Faturaya dayalı alacak davalarında davalı akdi ilişkiyi açıkça kabul etmemiş ise taraflar arasında akdi bir ilişkinin bulunduğunu ispat külfeti faturayı düzenleyen alacaklı tarafa düşmektedir. Öncelikle şunu belirtmek gerekir ki, bir ticari ilişki ve bu ilişkiden kaynaklı alacağının olduğunu iddia eden taraf bunu yazılı belgeler ile ispat etmesi gerekir. İspatın konusu, ispat yükünün kimde olduğu ve ispat vasıtalarının neler olduğu HMK 187,190 ve 200. Maddelerinde açıkça belirtilmiştir. Alacaklı düzenlediği faturadaki malların ya da hizmetin karşı tarafa teslim edildiğini HMK 200. Maddesinde belirtilen deliller ile ispat etmesi gerekir. Fatura tek başına taraflar arasındaki akdi ilişkinin belgesi sayılamaz. Domaniç’e göre de “bir akdin icra safhasına taalluk eden fatura, mutlaka mevcut ve evvelce tamamlanmış bir anlaşmaya dayalı olması gerektiğinden, bir icap bile değildir. Kaldı ki icabı reddetmemek kabul niteliğinde de değildir. (BK.m3-5). Fatura sözleşmenin kurulması safhasıyla ilgili olmayıp ifasına ilişkin olduğundan öncelikle temel bir borç ilişkisinin bulunması gerekir. (Yargıtay İçtihadı Birleştirme Büyük Genel Kurulu —– Normal şartlarda alacaklı faturaya konu mal ve hizmeti davalı borçluya teslim ettiğine dair borçlunun imzasını kabul ettiği irsaliye veya teslime dair yazılı belge ile ispat edebilir.

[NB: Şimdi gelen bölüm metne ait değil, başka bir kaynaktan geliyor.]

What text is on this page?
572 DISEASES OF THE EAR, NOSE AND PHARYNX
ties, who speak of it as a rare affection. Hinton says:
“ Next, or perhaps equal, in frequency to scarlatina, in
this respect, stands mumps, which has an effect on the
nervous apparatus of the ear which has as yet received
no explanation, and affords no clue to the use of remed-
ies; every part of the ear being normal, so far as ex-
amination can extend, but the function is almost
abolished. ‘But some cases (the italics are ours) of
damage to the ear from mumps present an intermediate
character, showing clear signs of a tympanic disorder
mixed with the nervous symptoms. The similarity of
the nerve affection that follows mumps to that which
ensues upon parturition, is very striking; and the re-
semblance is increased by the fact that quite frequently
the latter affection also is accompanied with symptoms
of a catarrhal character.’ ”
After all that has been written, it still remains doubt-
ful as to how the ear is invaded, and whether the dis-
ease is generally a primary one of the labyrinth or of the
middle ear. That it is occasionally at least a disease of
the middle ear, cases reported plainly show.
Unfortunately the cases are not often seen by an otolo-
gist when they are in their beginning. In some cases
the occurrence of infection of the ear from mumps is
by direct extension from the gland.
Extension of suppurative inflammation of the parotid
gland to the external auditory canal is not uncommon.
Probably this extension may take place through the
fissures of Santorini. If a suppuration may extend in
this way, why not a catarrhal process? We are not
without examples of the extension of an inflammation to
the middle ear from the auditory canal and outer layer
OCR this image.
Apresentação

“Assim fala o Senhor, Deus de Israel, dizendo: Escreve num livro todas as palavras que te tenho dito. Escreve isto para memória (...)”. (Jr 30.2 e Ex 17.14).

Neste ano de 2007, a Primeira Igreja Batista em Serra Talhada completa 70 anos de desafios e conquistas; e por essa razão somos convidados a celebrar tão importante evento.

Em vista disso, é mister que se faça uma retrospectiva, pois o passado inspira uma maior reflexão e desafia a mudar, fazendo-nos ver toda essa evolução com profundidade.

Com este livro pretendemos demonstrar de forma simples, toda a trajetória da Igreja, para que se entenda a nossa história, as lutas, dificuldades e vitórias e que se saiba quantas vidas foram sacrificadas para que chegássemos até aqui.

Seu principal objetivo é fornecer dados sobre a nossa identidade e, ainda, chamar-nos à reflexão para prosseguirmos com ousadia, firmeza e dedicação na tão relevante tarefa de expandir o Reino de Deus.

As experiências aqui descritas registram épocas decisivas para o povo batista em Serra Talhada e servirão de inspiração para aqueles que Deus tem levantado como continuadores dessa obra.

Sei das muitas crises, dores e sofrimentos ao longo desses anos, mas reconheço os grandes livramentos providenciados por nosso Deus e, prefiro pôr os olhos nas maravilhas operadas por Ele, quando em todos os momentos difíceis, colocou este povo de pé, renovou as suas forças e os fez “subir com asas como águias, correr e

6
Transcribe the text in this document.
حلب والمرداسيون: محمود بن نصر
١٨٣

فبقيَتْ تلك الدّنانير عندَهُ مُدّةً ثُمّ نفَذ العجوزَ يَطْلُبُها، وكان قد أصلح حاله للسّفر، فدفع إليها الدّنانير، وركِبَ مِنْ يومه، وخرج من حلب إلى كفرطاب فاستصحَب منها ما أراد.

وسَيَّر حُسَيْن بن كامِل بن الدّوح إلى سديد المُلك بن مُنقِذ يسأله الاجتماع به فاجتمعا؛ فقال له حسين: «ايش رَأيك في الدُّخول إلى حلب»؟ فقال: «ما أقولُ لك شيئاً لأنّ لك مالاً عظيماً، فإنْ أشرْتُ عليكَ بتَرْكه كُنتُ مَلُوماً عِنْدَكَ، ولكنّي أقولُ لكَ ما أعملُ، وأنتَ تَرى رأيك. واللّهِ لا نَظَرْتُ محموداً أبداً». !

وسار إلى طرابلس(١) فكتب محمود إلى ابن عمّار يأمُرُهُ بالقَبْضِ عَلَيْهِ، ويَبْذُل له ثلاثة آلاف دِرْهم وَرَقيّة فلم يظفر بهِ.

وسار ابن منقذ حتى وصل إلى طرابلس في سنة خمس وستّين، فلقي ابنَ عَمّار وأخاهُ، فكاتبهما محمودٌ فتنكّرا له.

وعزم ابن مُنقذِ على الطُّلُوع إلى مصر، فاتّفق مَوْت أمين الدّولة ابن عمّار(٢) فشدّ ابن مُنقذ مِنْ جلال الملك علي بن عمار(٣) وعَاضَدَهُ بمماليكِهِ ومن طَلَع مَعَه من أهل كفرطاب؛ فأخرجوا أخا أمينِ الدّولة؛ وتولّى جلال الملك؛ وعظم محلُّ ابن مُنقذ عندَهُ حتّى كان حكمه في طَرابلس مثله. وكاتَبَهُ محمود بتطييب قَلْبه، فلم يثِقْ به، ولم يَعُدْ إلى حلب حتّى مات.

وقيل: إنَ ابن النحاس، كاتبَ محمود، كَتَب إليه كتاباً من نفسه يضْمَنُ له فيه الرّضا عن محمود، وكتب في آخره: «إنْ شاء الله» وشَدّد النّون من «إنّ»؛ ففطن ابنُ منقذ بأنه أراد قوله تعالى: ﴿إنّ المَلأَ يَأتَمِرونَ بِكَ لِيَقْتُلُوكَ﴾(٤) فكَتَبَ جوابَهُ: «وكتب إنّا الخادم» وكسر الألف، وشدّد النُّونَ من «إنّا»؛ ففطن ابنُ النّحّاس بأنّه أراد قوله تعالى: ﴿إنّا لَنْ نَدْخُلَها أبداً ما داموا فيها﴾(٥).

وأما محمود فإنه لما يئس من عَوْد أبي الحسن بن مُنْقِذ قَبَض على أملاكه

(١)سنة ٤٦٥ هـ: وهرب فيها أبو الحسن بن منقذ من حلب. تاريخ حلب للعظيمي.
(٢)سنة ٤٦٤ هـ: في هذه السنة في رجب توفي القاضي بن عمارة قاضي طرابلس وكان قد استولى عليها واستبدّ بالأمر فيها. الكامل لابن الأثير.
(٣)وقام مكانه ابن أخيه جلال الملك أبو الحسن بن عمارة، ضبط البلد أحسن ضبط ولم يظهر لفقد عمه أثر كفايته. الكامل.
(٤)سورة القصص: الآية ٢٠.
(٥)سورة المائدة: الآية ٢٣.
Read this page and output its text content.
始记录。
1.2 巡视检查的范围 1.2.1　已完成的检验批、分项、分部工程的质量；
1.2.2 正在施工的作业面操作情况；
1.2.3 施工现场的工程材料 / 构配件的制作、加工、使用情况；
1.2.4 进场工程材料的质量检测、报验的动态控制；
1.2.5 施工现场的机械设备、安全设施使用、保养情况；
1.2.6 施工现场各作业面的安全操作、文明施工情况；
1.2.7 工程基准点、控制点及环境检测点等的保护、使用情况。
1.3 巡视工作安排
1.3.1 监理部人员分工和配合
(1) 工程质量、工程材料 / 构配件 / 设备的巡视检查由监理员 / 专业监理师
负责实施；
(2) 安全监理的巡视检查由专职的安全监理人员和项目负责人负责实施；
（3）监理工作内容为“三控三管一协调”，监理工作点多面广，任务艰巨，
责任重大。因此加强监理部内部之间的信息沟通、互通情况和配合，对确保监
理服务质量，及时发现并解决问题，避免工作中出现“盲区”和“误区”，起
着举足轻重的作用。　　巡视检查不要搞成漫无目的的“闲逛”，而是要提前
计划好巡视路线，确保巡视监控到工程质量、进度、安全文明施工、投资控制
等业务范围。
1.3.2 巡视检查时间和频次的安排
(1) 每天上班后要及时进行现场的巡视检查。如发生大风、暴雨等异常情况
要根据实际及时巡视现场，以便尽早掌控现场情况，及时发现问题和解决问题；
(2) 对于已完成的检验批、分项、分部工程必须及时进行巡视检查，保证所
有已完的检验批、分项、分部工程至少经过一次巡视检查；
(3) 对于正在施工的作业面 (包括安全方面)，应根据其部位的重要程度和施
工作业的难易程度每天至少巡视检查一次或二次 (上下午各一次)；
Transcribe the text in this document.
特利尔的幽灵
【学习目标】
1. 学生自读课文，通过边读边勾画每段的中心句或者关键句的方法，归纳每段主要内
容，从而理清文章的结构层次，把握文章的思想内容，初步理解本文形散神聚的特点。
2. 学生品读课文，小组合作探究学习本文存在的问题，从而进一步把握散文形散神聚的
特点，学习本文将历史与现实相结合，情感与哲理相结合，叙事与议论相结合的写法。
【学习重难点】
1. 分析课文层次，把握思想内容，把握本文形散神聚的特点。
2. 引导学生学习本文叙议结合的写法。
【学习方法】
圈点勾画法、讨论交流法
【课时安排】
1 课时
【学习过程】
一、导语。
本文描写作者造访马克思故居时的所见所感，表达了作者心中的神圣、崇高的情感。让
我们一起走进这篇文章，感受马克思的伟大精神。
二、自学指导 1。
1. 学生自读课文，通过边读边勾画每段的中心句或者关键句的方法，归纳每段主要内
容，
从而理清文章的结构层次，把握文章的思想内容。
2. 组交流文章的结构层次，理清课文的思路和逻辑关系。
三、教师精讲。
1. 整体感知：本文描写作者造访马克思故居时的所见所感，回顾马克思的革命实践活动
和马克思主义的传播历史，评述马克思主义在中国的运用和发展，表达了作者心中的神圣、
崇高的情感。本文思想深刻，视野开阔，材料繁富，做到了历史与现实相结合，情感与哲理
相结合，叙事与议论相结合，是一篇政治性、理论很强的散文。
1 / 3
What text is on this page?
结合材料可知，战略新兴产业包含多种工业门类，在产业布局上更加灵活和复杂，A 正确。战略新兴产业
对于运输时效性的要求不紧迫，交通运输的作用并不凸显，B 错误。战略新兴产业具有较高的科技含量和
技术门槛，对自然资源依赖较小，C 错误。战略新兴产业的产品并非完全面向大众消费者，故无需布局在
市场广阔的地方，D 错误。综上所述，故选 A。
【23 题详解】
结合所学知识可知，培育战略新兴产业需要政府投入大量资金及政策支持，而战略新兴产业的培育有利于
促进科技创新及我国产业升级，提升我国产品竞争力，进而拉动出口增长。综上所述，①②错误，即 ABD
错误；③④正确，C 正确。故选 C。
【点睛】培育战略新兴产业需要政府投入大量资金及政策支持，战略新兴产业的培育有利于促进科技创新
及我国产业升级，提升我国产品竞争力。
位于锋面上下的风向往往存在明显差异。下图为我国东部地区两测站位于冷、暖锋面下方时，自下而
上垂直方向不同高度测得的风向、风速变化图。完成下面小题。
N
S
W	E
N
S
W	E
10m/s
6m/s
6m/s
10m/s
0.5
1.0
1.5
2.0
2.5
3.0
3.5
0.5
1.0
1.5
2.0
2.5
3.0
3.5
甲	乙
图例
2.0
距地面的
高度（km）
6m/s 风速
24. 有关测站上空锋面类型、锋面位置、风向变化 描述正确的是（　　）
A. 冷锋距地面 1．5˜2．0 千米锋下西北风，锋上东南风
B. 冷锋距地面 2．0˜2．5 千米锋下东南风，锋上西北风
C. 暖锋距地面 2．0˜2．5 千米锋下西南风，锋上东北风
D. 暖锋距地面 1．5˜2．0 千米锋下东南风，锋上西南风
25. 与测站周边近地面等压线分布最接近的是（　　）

Davacının, davalı borçlu ile aralarında akdi bir ilişki olduğunu, bir başka anlatımla takibe konu faturadaki fatura konusu hizmet ifası ile ilgili ticari ilişkiyi ispat etmeden iddia ettiği alacağın tahsilini sağlaması mümkün değildir. Akdi ilişki ise, taraflar arasında düzenlenen imzası davalı tarafından kabul edilmiş bir sözleşme, faturaya konu malların borçluya teslim edildiğine dair bir irsaliye ve teslim fişi ile vb. somut yazılı belgelerle ispat edilebilir.
Davacı her ne kadar faturaları kendi defterine işlemiş ise de davaya konu faturaların davalı tarafa tebliğ edildiği , iddia edilen hizmetin verildiğine dair davalı tarafça imzalanmış sevk irsaliyesi de sunamadığından iddiasını başkaca deliller ile ispatlayamadığından davanın reddine karar vermek gerekmiştir.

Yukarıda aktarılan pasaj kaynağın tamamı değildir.